William Faulkner manipula com maestria as diversas vozes de diferentes personagens, com contrastes constantes, e nutrindo tudo isto com uma riquíssima capacidade de rememoração, que nos conduz na complexidade narrativa do fluxo de consciência até o desenlace do romance. Harold Bloom deu uma boa definição da força desta obra : “De todos os romances americanos do século XX, o que tem o começo mais brilhante é Enquanto Agonizo… o começo pressagia a originalidade do livro que mais surpreende de seu autor.”
“Enquanto Agonizo” é um título retirado da Odisseia, de Homero, que começa com o fim trágico da matriarca da família Bundren, no início deste romance já sabemos que ela está moribunda e que irá morrer, em que ela pede para ser enterrada em Jefferson, sua terra natal, ao lado de seus parentes. Então, seguimos a peregrinação dos Bundren até Jefferson e todos os conflitos e intempéries que eles enfrentam neste caminho.

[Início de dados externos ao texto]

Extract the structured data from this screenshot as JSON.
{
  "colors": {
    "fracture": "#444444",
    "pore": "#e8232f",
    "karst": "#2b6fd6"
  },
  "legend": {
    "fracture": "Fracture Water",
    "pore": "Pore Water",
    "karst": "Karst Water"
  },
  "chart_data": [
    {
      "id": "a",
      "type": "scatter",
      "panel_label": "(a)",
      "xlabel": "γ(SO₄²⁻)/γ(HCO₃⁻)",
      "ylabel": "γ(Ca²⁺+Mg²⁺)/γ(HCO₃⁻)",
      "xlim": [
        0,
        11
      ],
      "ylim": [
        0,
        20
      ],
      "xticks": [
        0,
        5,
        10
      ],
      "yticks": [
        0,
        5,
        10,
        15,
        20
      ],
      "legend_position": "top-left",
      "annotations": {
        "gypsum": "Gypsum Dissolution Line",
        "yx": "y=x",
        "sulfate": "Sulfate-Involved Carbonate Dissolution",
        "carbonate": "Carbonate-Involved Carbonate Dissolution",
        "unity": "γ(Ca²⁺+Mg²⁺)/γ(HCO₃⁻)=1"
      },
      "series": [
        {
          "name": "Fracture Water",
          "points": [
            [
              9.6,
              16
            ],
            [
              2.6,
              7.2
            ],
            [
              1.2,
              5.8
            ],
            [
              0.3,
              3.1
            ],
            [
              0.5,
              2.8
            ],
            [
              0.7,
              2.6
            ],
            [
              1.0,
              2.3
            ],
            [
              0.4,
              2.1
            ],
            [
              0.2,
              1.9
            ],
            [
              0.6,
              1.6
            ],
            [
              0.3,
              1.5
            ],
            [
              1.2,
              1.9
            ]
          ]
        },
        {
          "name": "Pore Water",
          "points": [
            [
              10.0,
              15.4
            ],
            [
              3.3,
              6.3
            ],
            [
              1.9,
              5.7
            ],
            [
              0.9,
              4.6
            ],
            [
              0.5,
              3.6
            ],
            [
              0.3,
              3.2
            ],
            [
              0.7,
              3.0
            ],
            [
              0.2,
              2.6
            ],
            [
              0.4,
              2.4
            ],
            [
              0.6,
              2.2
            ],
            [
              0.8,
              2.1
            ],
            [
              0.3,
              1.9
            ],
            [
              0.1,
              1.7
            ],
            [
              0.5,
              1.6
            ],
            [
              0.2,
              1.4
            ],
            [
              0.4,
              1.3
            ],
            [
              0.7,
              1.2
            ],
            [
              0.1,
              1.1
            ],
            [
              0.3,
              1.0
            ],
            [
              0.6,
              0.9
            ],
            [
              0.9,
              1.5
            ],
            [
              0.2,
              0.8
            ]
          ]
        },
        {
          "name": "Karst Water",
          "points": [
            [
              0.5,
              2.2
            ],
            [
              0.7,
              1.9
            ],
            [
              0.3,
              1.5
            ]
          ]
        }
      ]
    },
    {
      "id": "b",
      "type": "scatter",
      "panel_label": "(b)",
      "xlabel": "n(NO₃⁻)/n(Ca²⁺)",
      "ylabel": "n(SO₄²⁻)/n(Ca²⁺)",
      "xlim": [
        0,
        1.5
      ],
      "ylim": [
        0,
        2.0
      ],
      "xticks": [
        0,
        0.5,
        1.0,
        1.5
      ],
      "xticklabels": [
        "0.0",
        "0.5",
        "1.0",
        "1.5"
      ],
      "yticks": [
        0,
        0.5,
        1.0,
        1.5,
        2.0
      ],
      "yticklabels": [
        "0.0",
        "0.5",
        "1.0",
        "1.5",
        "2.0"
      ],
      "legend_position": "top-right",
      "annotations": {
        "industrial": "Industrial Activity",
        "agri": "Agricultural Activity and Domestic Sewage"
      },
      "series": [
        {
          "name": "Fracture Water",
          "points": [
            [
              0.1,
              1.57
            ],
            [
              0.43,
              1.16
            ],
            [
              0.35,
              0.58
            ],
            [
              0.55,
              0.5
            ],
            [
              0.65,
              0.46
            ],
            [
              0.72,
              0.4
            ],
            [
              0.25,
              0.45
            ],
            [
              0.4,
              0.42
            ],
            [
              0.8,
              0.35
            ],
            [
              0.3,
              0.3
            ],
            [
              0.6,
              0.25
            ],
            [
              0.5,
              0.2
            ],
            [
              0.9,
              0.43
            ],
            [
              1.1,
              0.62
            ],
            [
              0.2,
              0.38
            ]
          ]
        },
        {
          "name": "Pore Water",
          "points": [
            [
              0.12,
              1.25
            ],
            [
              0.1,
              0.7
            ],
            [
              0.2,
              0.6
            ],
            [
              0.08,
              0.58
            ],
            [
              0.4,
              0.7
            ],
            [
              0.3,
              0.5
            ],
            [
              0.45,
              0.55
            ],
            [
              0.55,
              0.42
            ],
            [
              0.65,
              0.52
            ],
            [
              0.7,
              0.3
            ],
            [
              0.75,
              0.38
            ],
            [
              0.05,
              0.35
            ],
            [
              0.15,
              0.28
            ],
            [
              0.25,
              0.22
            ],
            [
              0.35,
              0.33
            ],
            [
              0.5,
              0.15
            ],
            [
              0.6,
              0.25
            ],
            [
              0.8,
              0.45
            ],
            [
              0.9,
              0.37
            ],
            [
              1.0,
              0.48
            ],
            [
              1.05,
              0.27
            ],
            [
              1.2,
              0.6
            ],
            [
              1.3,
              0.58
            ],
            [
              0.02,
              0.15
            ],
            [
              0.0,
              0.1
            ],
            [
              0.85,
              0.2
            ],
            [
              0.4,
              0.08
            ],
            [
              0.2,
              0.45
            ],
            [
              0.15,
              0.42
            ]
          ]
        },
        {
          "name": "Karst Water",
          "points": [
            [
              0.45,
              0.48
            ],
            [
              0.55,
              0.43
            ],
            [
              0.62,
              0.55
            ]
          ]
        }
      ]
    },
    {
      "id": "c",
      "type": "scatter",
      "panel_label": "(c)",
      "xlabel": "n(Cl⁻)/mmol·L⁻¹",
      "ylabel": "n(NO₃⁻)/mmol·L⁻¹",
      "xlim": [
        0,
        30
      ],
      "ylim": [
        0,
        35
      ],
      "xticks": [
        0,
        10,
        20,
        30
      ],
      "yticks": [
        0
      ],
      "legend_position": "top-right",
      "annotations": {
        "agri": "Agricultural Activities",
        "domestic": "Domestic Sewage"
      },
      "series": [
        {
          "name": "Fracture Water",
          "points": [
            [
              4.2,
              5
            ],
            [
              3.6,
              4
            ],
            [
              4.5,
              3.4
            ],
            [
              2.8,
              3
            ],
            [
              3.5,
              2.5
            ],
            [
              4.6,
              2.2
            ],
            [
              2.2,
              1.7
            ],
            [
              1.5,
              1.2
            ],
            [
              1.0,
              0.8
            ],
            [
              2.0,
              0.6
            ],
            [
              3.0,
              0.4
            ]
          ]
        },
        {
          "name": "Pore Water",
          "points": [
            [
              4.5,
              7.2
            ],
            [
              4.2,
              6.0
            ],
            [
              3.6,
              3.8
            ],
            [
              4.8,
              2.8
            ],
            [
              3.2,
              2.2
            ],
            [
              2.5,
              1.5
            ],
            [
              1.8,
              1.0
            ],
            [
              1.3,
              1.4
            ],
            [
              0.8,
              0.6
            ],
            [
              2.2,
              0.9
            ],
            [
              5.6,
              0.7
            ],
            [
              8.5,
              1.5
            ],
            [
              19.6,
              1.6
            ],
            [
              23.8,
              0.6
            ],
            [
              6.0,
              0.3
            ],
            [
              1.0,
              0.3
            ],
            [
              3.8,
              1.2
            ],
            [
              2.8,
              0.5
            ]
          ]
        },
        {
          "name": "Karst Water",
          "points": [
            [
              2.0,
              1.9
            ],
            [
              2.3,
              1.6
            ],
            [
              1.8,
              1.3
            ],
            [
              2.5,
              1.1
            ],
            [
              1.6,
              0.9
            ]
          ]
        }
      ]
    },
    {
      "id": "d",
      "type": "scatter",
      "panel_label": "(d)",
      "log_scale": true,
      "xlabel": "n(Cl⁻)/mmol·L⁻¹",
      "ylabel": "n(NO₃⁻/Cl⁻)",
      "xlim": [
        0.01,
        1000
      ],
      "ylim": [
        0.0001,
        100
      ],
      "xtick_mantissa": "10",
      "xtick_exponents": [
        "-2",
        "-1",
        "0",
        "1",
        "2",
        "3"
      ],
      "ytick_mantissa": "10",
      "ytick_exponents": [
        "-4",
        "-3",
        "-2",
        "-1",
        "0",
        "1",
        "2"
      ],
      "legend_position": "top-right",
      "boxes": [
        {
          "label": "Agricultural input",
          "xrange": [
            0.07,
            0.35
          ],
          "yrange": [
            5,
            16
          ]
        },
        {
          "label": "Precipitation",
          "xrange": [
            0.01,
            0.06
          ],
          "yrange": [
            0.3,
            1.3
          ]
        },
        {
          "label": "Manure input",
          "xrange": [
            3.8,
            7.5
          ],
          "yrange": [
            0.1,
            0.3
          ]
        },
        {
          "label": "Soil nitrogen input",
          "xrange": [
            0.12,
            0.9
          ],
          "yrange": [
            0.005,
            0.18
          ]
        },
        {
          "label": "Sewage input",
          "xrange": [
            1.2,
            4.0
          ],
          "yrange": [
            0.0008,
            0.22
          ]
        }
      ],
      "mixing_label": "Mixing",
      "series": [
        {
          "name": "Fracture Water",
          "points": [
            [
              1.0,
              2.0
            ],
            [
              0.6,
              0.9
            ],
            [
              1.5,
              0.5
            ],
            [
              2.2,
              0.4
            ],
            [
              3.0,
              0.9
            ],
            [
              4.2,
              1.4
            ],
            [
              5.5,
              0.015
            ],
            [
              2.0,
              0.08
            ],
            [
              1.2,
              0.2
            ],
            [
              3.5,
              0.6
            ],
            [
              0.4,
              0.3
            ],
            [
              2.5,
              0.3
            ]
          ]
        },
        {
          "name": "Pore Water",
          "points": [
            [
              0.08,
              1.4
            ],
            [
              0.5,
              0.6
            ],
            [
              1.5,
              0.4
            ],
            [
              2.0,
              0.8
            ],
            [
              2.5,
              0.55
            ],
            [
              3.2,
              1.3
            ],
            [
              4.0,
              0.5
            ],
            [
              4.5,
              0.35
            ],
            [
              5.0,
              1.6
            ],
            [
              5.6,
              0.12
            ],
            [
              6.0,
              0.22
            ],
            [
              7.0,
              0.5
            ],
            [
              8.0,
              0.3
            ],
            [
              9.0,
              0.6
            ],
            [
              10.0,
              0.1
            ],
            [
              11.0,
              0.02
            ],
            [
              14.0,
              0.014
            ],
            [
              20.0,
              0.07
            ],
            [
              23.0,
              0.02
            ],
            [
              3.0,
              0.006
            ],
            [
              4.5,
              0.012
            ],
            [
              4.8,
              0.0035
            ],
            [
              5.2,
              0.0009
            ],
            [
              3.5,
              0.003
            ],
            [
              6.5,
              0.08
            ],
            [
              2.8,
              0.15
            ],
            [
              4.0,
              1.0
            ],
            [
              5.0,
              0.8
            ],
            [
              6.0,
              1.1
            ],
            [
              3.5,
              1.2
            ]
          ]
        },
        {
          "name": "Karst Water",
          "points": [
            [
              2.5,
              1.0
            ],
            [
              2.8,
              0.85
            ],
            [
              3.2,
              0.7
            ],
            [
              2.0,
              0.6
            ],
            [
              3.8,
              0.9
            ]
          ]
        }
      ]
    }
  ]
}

A narrativa começa abruptamente num clímax, já com um corte seco, que vai desvelando, em seguida, feridas pretéritas dos personagens, com marcações de idiossincrasias de cada personagem, e o começo abrupto se resume no seguinte : alguém lamenta que uma mulher desistira de comprar uns bolos que foram encomendados. E isto poderia ter dado um mísero dinheiro para auxiliar a família Bundren no enterro da mãe, este é o começo de Enquanto Agonizo.
O romance pode ter uma certa aparência de narrativa epistolar, pois cada capítulo revela o monólogo de um personagem, contudo, aparecem relatos isolados e contrastantes, com cada visão particular de um personagem conflitando e contrariando outras. Cada capítulo leva o nome de um personagem e carrega uma versão da realidade, e a personalidade de cada um é delineada pelo "outro", pois nenhum deles fala de si mesmo.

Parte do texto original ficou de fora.